One of the best examples of gene flow is seen in the United States. The United States has been labeled as a "mixing pot" of all of the various nationalities around the world. For example, the genes of Australians make them unique, the genes of Italians make them unqiue, the genes of the British make them unique, and the genes of Russians make them unique. All of the different nationalities have some genes that make them a little bit different than all of the other nationalities.

However, with increased immigration to the United States, all of these different nationalities are coming together to form mixed genetics. This is gene flow! For example, going from 100% Italian to children that are 25% Italian, 25% Russian, 25% Australian, 15% British, and 10% Fench is a great example of gene flow. All of the genetic diversity is spreading within populations.

If two or more populations are separated, then over time they may become more and more different from one another due to the random chances of genetic drift. Or, if those two populations are in two very different locations then there is also the possibility for natural selection to further differentiate the populations.

Regardless of what the actual cause of differentiation is, gene flow will reduce the effects. Gene flow between populations will make those populations more similar to one another since they are "sharing" or "mixing" the gene pool.

So what is the relationship between genetic drift and gene flow?

Genetic drift makes populations more different, but then gene flow can make populations more similar. As a result, gene flow reduces the effects of genetic drift.

The genetic founder effect is the result of a new population being formed by a small portion of a larger population.

For example, the founder effect can be described by a small group of individuals moving to a new area and establishing a new population amongst themselves.
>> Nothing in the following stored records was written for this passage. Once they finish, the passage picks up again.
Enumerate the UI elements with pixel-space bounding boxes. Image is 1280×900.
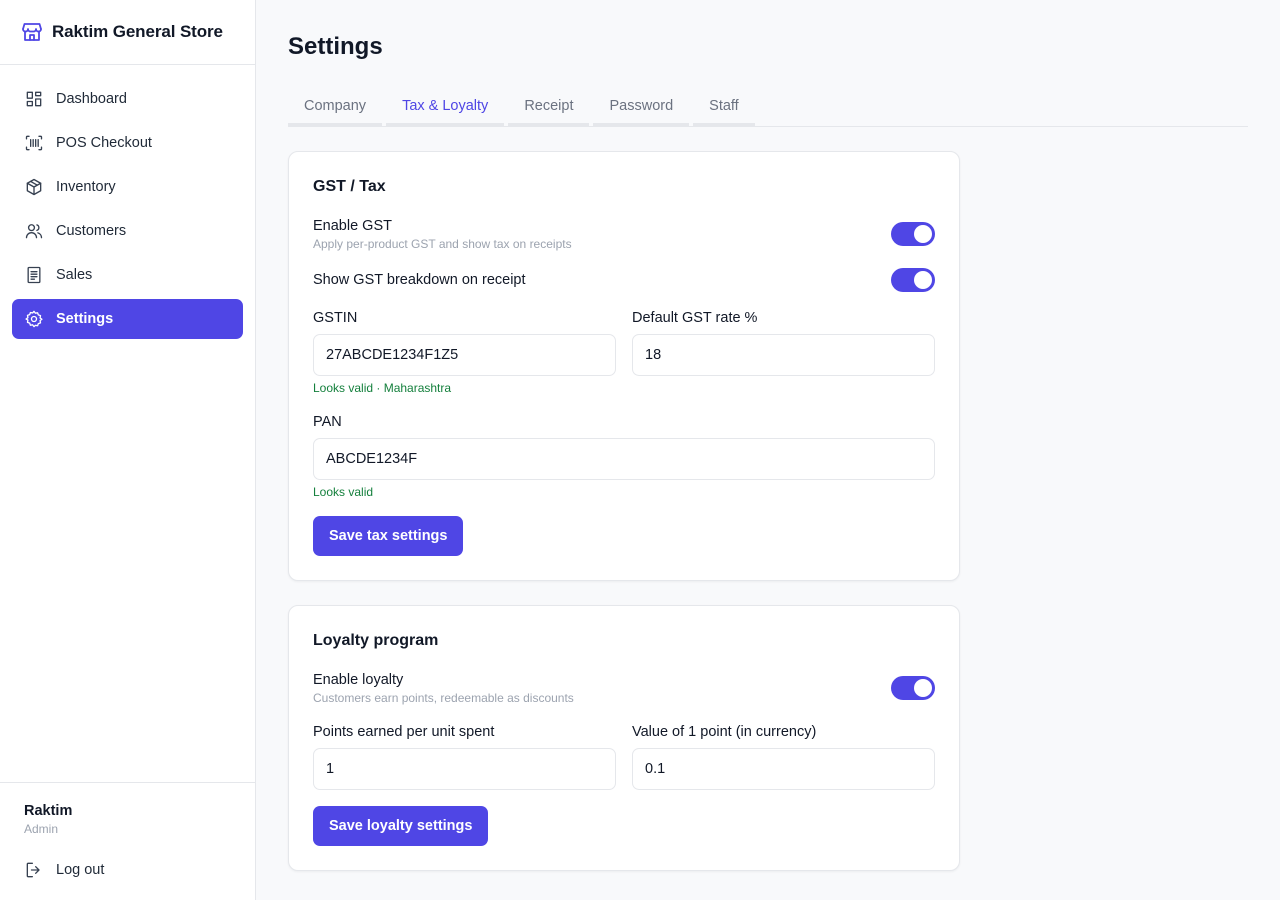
save-tax-settings-button[interactable]: Save tax settings <box>313 516 464 556</box>
pan-input[interactable] <box>313 438 935 480</box>
sidebar-item-inventory[interactable]: Inventory <box>12 167 243 207</box>
gst-rate-label: Default GST rate % <box>632 310 758 326</box>
gst-card-title: GST / Tax <box>313 178 386 195</box>
gstin-validation: Looks valid · Maharashtra <box>313 381 452 395</box>
sidebar-item-settings[interactable]: Settings <box>12 299 243 339</box>
gst-breakdown-label: Show GST breakdown on receipt <box>313 272 526 288</box>
enable-gst-help: Apply per-product GST and show tax on re… <box>313 237 572 251</box>
enable-gst-toggle[interactable] <box>891 222 935 246</box>
sidebar-item-label: Inventory <box>56 179 116 195</box>
sidebar-item-customers[interactable]: Customers <box>12 211 243 251</box>
logout-label: Log out <box>56 862 105 878</box>
tab-receipt[interactable]: Receipt <box>508 88 590 126</box>
gst-breakdown-toggle[interactable] <box>891 268 935 292</box>
sidebar-item-dashboard[interactable]: Dashboard <box>12 79 243 119</box>
sidebar-footer: Raktim Admin Log out <box>0 782 255 900</box>
sidebar-item-label: Dashboard <box>56 91 127 107</box>
enable-loyalty-label: Enable loyalty <box>313 672 404 688</box>
gst-card: GST / Tax Enable GST Apply per-product G… <box>288 151 960 581</box>
users-icon <box>25 224 43 239</box>
brand-name: Raktim General Store <box>52 22 223 41</box>
store-icon <box>22 23 42 41</box>
logout-icon <box>26 862 40 878</box>
tab-staff[interactable]: Staff <box>693 88 755 126</box>
sidebar-item-label: Settings <box>56 311 114 327</box>
points-per-unit-input[interactable] <box>313 748 616 790</box>
enable-gst-row: Enable GST Apply per-product GST and sho… <box>313 218 572 251</box>
enable-gst-label: Enable GST <box>313 218 392 234</box>
point-value-input[interactable] <box>632 748 935 790</box>
receipt-icon <box>27 266 41 284</box>
gstin-input[interactable] <box>313 334 616 376</box>
sidebar-item-label: Sales <box>56 267 93 283</box>
enable-loyalty-row: Enable loyalty Customers earn points, re… <box>313 672 574 705</box>
sidebar-item-sales[interactable]: Sales <box>12 255 243 295</box>
loyalty-card: Loyalty program Enable loyalty Customers… <box>288 605 960 871</box>
points-per-unit-label: Points earned per unit spent <box>313 724 495 740</box>
enable-loyalty-toggle[interactable] <box>891 676 935 700</box>
brand[interactable]: Raktim General Store <box>0 0 255 65</box>
dashboard-icon <box>26 91 42 107</box>
point-value-label: Value of 1 point (in currency) <box>632 724 817 740</box>
user-role: Admin <box>24 822 59 836</box>
sidebar: Raktim General Store Dashboard POS Check… <box>0 0 256 900</box>
loyalty-card-title: Loyalty program <box>313 632 439 649</box>
gst-rate-input[interactable] <box>632 334 935 376</box>
pan-validation: Looks valid <box>313 485 374 499</box>
tab-tax-loyalty[interactable]: Tax & Loyalty <box>386 88 505 126</box>
box-icon <box>26 178 42 196</box>
settings-tabs: Company Tax & Loyalty Receipt Password S… <box>288 88 1248 127</box>
enable-loyalty-help: Customers earn points, redeemable as dis… <box>313 691 574 705</box>
save-loyalty-settings-button[interactable]: Save loyalty settings <box>313 806 489 846</box>
sidebar-nav: Dashboard POS Checkout Inventory Custome… <box>0 65 255 339</box>
sidebar-item-pos-checkout[interactable]: POS Checkout <box>12 123 243 163</box>
logout-button[interactable]: Log out <box>24 860 231 880</box>
page-title: Settings <box>288 33 383 60</box>
pan-label: PAN <box>313 414 342 430</box>
tab-password[interactable]: Password <box>593 88 690 126</box>
gear-icon <box>25 310 43 328</box>
tab-company[interactable]: Company <box>288 88 383 126</box>
gstin-label: GSTIN <box>313 310 358 326</box>
sidebar-item-label: POS Checkout <box>56 135 152 151</box>
sidebar-item-label: Customers <box>56 223 127 239</box>
barcode-icon <box>25 135 43 151</box>
user-name: Raktim <box>24 803 73 819</box>
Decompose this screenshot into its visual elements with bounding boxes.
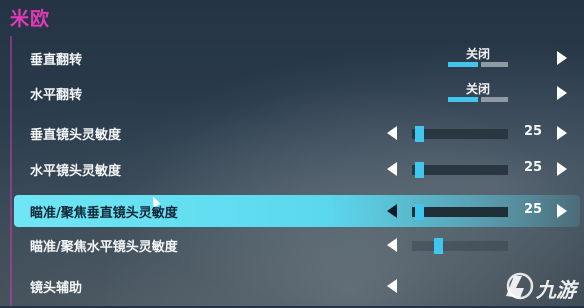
slider-value: 25: [524, 160, 543, 175]
sensitivity-slider[interactable]: [412, 204, 508, 220]
toggle-switch[interactable]: [448, 62, 508, 67]
toggle-switch[interactable]: [448, 97, 508, 102]
slider-handle[interactable]: [415, 126, 424, 142]
page-title: 米欧: [10, 8, 51, 30]
setting-label: 水平翻转: [30, 88, 83, 103]
watermark-text: 九游: [536, 278, 576, 302]
setting-label: 垂直翻转: [30, 53, 83, 68]
arrow-right-icon[interactable]: [557, 126, 567, 140]
arrow-left-icon[interactable]: [387, 238, 397, 252]
setting-row-aim-vertical-sensitivity[interactable]: 瞄准/聚焦垂直镜头灵敏度 25: [14, 195, 580, 227]
sensitivity-slider[interactable]: [412, 238, 508, 254]
slider-value: 25: [524, 124, 543, 139]
arrow-left-icon[interactable]: [387, 126, 397, 140]
toggle-state-text: 关闭: [466, 82, 491, 96]
arrow-left-icon[interactable]: [387, 204, 397, 218]
setting-label: 瞄准/聚焦水平镜头灵敏度: [30, 240, 178, 255]
setting-row-camera-assist[interactable]: 镜头辅助: [14, 270, 580, 302]
toggle-state-text: 关闭: [466, 47, 491, 61]
setting-label: 水平镜头灵敏度: [30, 164, 122, 179]
slider-handle[interactable]: [415, 204, 424, 220]
setting-row-horizontal-flip[interactable]: 水平翻转 关闭: [14, 77, 580, 109]
setting-row-vertical-flip[interactable]: 垂直翻转 关闭: [14, 42, 580, 74]
sensitivity-slider[interactable]: [412, 162, 508, 178]
slider-handle[interactable]: [415, 162, 424, 178]
setting-row-horizontal-camera-sensitivity[interactable]: 水平镜头灵敏度 25: [14, 153, 580, 185]
slider-value: 25: [524, 202, 543, 217]
arrow-left-icon[interactable]: [387, 162, 397, 176]
setting-row-vertical-camera-sensitivity[interactable]: 垂直镜头灵敏度 25: [14, 117, 580, 149]
arrow-right-icon[interactable]: [557, 204, 567, 218]
section-divider: [10, 36, 12, 306]
watermark: 九游: [500, 268, 584, 304]
arrow-right-icon[interactable]: [557, 51, 567, 65]
arrow-left-icon[interactable]: [387, 279, 397, 293]
arrow-right-icon[interactable]: [557, 86, 567, 100]
slider-handle[interactable]: [434, 238, 443, 254]
setting-label: 垂直镜头灵敏度: [30, 128, 122, 143]
setting-label: 镜头辅助: [30, 281, 83, 296]
setting-row-aim-horizontal-sensitivity[interactable]: 瞄准/聚焦水平镜头灵敏度: [14, 229, 580, 261]
sensitivity-slider[interactable]: [412, 126, 508, 142]
arrow-right-icon[interactable]: [557, 162, 567, 176]
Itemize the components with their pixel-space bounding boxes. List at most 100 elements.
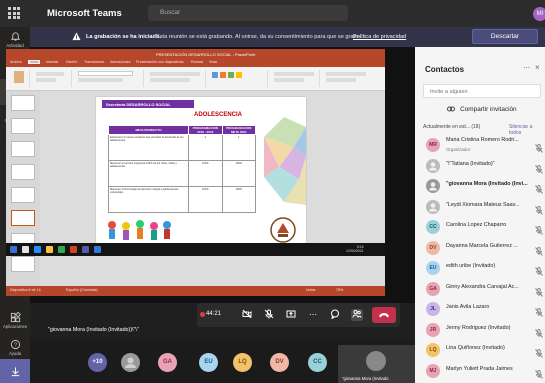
slide-table: META PRODUCTO PROGRAMACION 2016 - 2019 P… [108, 125, 257, 213]
participant-row[interactable]: LQ Lina Quiñonez (Invitado) [415, 340, 545, 360]
participant-avatar [426, 199, 440, 214]
kids-illustration [108, 220, 171, 240]
participant-row[interactable]: EU edith uribe (Invitado) [415, 258, 545, 278]
participant-row[interactable]: "\"Tatiana (Invitado)" [415, 156, 545, 176]
share-screen-button[interactable] [285, 309, 297, 321]
participant-row[interactable]: GA Ginny Alexandra Carvajal Ac... [415, 279, 545, 299]
edge-icon[interactable] [34, 246, 41, 253]
banner-right: Descartar [415, 27, 545, 47]
participant-avatar[interactable]: LQ [233, 353, 252, 372]
mic-muted-icon [535, 325, 543, 338]
slide-thumbnail[interactable] [11, 141, 35, 157]
app-launcher-icon[interactable] [8, 7, 20, 19]
teams-taskbar-icon[interactable] [82, 246, 89, 253]
camera-off-button[interactable] [241, 309, 253, 321]
download-icon [11, 367, 19, 377]
word-icon[interactable] [94, 246, 101, 253]
meeting-controls: 44:21 ⋯ [197, 303, 400, 327]
participant-role: Organizador [446, 147, 471, 152]
panel-more-icon[interactable]: ⋯ [523, 64, 530, 72]
chrome-icon[interactable] [58, 246, 65, 253]
participant-avatar: GA [426, 281, 440, 296]
share-invitation-label: Compartir invitación [460, 106, 517, 113]
table-cell: 4 [188, 134, 223, 161]
rail-item-apps[interactable]: Aplicaciones [0, 310, 30, 336]
participant-name: edith uribe (Invitado) [446, 263, 496, 269]
invite-input[interactable]: Invite a alguien [423, 84, 541, 98]
participant-avatar [426, 158, 440, 173]
participant-name: Dayanna Marcela Gutierrez ... [446, 242, 518, 249]
folder-icon[interactable] [46, 246, 53, 253]
windows-taskbar: 9:24 12/04/2021 [6, 243, 385, 256]
mosaic-decoration [264, 117, 306, 205]
conversation-button[interactable] [329, 309, 341, 321]
recording-banner: La grabación se ha iniciado. Esta reunió… [30, 27, 415, 47]
banner-message: Esta reunión se está grabando. Al unirse… [156, 34, 362, 40]
rail-label: Ayuda [8, 351, 22, 356]
search-input[interactable]: Buscar [148, 5, 348, 21]
participant-row[interactable]: JR Jenny Rodriguez (Invitado) [415, 320, 545, 340]
start-icon[interactable] [10, 246, 17, 253]
rail-label: Actividad [6, 43, 24, 48]
participant-name: "\"Tatiana (Invitado)" [446, 160, 495, 167]
participant-row[interactable]: MJ Marlyn Yuliett Prada Jaimes [415, 361, 545, 381]
mic-muted-icon [535, 366, 543, 379]
mic-muted-icon [535, 304, 543, 317]
in-meeting-section[interactable]: Actualmente en est... (18) Silenciar a t… [423, 124, 545, 136]
slide-subtitle: ADOLESCENCIA [194, 112, 243, 118]
participant-name: Carolina Lopez Chaparro [446, 222, 507, 228]
participant-row[interactable]: "Leydi Xiomara Mateus Saav... [415, 197, 545, 217]
participant-avatar: DV [426, 240, 440, 255]
rail-item-download[interactable] [0, 359, 30, 383]
person-icon [429, 161, 437, 170]
municipality-seal [270, 217, 296, 243]
warning-icon [72, 32, 81, 41]
participant-avatar [426, 179, 440, 193]
mic-off-button[interactable] [263, 309, 275, 321]
participant-avatar[interactable]: EU [199, 353, 218, 372]
participants-button[interactable] [351, 309, 363, 321]
participant-name: Janis Avila Lazaro [446, 304, 490, 310]
privacy-policy-link[interactable]: Política de privacidad [353, 34, 406, 40]
participant-avatar: EU [426, 261, 440, 275]
mic-muted-icon [535, 202, 543, 215]
slide-thumbnail[interactable] [11, 164, 35, 180]
dismiss-button[interactable]: Descartar [472, 29, 538, 44]
slide-thumbnail[interactable] [11, 256, 35, 272]
chat-bubble-icon [331, 309, 339, 320]
search-taskbar-icon[interactable] [22, 246, 29, 253]
more-actions-button[interactable]: ⋯ [307, 309, 319, 321]
powerpoint-icon[interactable] [70, 246, 77, 253]
participant-row[interactable]: JL Janis Avila Lazaro [415, 299, 545, 319]
participant-row[interactable]: CC Carolina Lopez Chaparro [415, 217, 545, 237]
participant-name: Lina Quiñonez (Invitado) [446, 345, 505, 351]
participant-avatar[interactable]: DV [270, 353, 289, 372]
slide-header: Secretaría DESARROLLO SOCIAL [102, 100, 194, 108]
participant-row[interactable]: DV Dayanna Marcela Gutierrez ... [415, 238, 545, 258]
slide-thumbnail[interactable] [11, 118, 35, 134]
rail-label: Aplicaciones [2, 324, 28, 329]
table-row: Mantener el servicio integral al 100% de… [108, 160, 257, 187]
invite-placeholder: Invite a alguien [430, 89, 468, 95]
user-avatar[interactable]: MI [533, 7, 545, 21]
share-invitation-button[interactable]: Compartir invitación [423, 103, 541, 117]
participant-avatar[interactable] [121, 353, 140, 372]
table-header: PROGRAMACION 2016 - 2019 [188, 125, 223, 135]
slide-thumbnail[interactable] [11, 187, 35, 203]
slide-thumbnail-selected[interactable] [11, 210, 35, 226]
hang-up-button[interactable] [372, 307, 396, 323]
participant-avatar[interactable]: GA [158, 353, 177, 372]
self-avatar [366, 351, 386, 371]
section-label: Actualmente en est... (18) [423, 124, 481, 130]
close-icon[interactable]: × [535, 63, 540, 72]
mic-muted-icon [535, 243, 543, 256]
table-row: Estructurar 4 nuevos senderos que permit… [108, 134, 257, 161]
participant-avatar[interactable]: CC [308, 353, 327, 372]
slide-thumbnail[interactable] [11, 95, 35, 111]
participant-row[interactable]: MR Maria Cristina Romero Rodri... Organiza… [415, 135, 545, 155]
panel-title: Contactos [425, 65, 465, 74]
more-participants-avatar[interactable]: +10 [88, 353, 107, 372]
participant-row[interactable]: "giovanna Mora (Invitado (Invi... [415, 176, 545, 196]
mic-muted-icon [535, 140, 543, 153]
banner-title: La grabación se ha iniciado. [86, 34, 161, 40]
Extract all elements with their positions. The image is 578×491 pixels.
The best example would be an isolated island. Lets say you have a population of birds that either have green feathers, red feathers, or blue feathers. In the main population lets say that the genetic variation is evenly distributed as 1/3 green feathers, 1/3 blue feathers, and 1/3 red feathers. However, now lets say that only 5 of those birds fly off to that new and isolated island. These 5 birds are the "founders" of the new population.

Lets say out of those 5 birds, 4 of them were green birds and only 1 of them was a blue bird. Now the genetic diversity in this new population of birds on this isolated island is 80% green feathers, 20% blue feathers, and 0% red feathers. After this new population of birds begins reproducing, you may discover that their genetic variance results in 95% green birds and only 5% blue birds with 0 red birds.

You can see how different this new population is in comparison to the original population, and the mechanism is know as the founder effect. The genetic diversity of the founders of the new population will determine the ratio of genes in that population as it grows, and it will sometimes be much different than the original population due to the small sample size being taken out of a large pool and then being multiplied.